Morituri te saluant

L’art désigne l'horreur sans se préoccuper des camps : tous les cadavres ont la même odeur. Leur donner un drapeau est difficile. Au nom de qui donner le drapeau sinon aux salauds qui jouèrent aux petits soldats avec leur troupe ?
Preuve que si souvent les paroles commencent la guerre, seul l’art la finit. Textes et images ne sont plus cependant un miroir : ils s'enfoncent dans l'horreur afin que les morts reviennent hanter les vivants.

Voire plus : soudain ce sont les vivants qui habitent les morts pour qu’ils persistent dans la mémoire. Il ne s’agit pas de bâtir un mystère mais de casser les images et mots qui furent des faux-témoins de guerre. Artistes et écrivains en élargissent leur mensonge. Dans son creux la tranchée dégorge la force de vivre contre le peu qu’elle fut.
C'est pourquoi une telle exposition – organisée dans le cadre des commémorations du centenaire de la fin de la Première Guerre mondiale et réalisée avec le Kunstmuseum d’Albstadt et la Fondation Frans Masereel – ne se quitte pas.

Ce ne sont  là que silhouettes inhumaines ou trop humaines.
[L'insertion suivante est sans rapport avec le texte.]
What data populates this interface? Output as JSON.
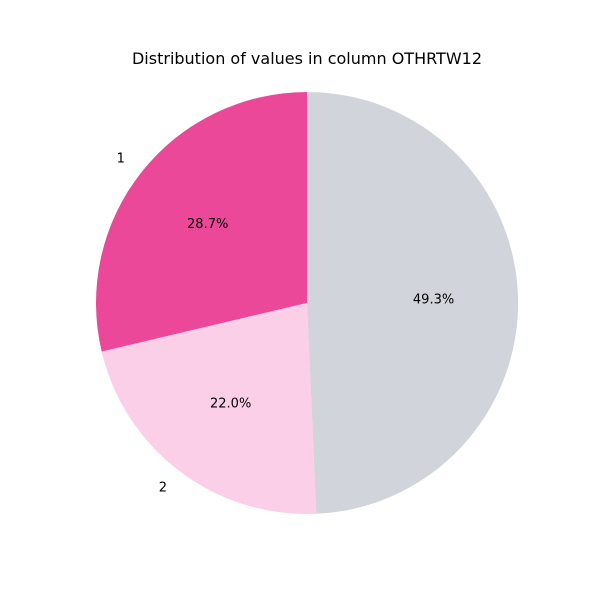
{
  "chart_data": {
    "type": "pie",
    "title": "Distribution of values in column OTHRTW12",
    "start_angle_deg": 90,
    "direction": "counterclockwise",
    "slices": [
      {
        "label": "1",
        "value": 28.7,
        "pct_label": "28.7%",
        "color": "#EC4899"
      },
      {
        "label": "2",
        "value": 22.0,
        "pct_label": "22.0%",
        "color": "#FBCFE8"
      },
      {
        "label": "",
        "value": 49.3,
        "pct_label": "49.3%",
        "color": "#D1D5DB"
      }
    ]
  }
}
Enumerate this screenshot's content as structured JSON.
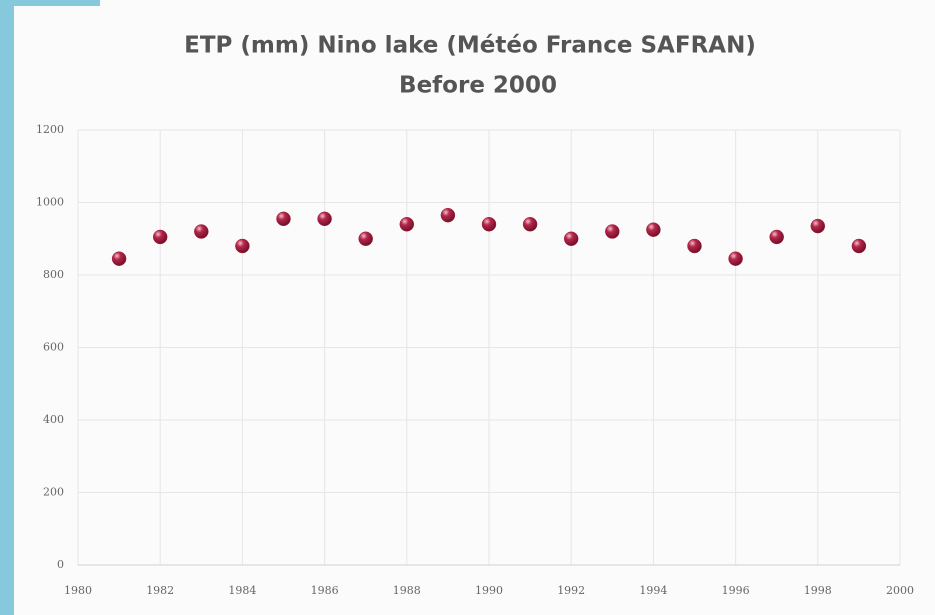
{
  "chart_data": {
    "type": "scatter",
    "title": "ETP (mm) Nino lake (Météo France SAFRAN)",
    "subtitle": "Before 2000",
    "x": [
      1981,
      1982,
      1983,
      1984,
      1985,
      1986,
      1987,
      1988,
      1989,
      1990,
      1991,
      1992,
      1993,
      1994,
      1995,
      1996,
      1997,
      1998,
      1999
    ],
    "series": [
      {
        "color": "#a3203f",
        "values": [
          845,
          905,
          920,
          880,
          955,
          955,
          900,
          940,
          965,
          940,
          940,
          900,
          920,
          925,
          880,
          845,
          905,
          935,
          880
        ]
      }
    ],
    "xlim": [
      1980,
      2000
    ],
    "xticks": [
      1980,
      1982,
      1984,
      1986,
      1988,
      1990,
      1992,
      1994,
      1996,
      1998,
      2000
    ],
    "ylim": [
      0,
      1200
    ],
    "yticks": [
      0,
      200,
      400,
      600,
      800,
      1000,
      1200
    ],
    "grid": true
  }
}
Soudain la vérité dérobe la vie. La mort dérobe la vérité par son jargon de l'authenticité. Reste l'inconscient barbare, les spasmes telluriques d'un rite inaugural. L'origine du monde est là. Dans le tapage du canon.

 

Jean-Paul Gavard-Perret

 

La guerre et après Otto Dix et ses contemporains, Musée des Beaux-Arts de Chambéry, 3 novembre 2018 - 24 février 2019.